Onde os críticos têm razão
Seria desonesto defender a disputa de terceiro sem admitir o óbvio.
O jogo está mal encaixado no calendário. Cai poucos dias depois de duas semifinais desgastantes, com elencos emocionalmente destruídos e fisicamente no limite de um torneio que, com 48 seleções, ficou mais longo do que qualquer Copa anterior. Pedir intensidade de atletas que perderam uma semifinal na quarta e precisam reagir no sábado é pedir bastante.
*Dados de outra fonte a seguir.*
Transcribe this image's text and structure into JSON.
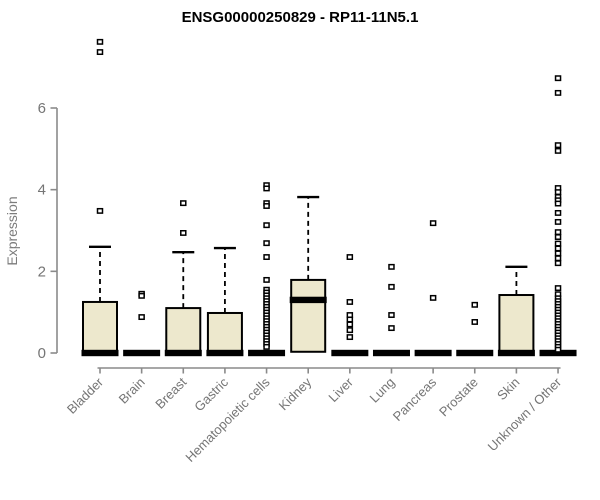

A Inglaterra chega especialmente ferida: perdeu para a Argentina por 2 a 1 depois de sair na frente com gol de Anthony Gordon, viu Enzo Fernández empatar no fim e Lautaro Martínez virar nos acréscimos. Tuchel assumiu a conta publicamente — "a responsabilidade é minha", disse — e ainda ouviu críticas de Wayne Rooney pela mudança para uma linha de cinco. Não é o estado de espírito ideal para entrar em campo dois dias depois.
Tudo isso é verdade. Nada disso torna o jogo desprezível. Torna o jogo difícil, que é outra coisa.
A tese
A disputa de terceiro lugar é o único jogo da Copa que não pode ser vendido como narrativa. Não tem taça de ouro, não tem confete, não tem a foto que vai para o livro. Sobra o que geralmente fica escondido debaixo da narrativa: dois times cansados decidindo, na frente de todo mundo, se ainda querem jogar futebol quando ninguém prometeu nada em troca.
A Turquia levou esse jogo a sério em 2002 e ficou com a melhor campanha da sua história. A Croácia levou a sério em 1998 e em 2022 e tem dois bronzes numa nação de menos de quatro milhões de habitantes. A Bélgica levou a sério em 2018 e assinou o melhor resultado que já teve em Copas.
Em todos esses casos, o time que "não queria jogar" saiu com algo que carrega até hoje. Neste sábado, um deles vai descobrir isso de novo. O outro vai passar quatro anos explicando por que não quis.
Eu vou assistir. E aposto que Tuchel também não vai tirar o olho do campo.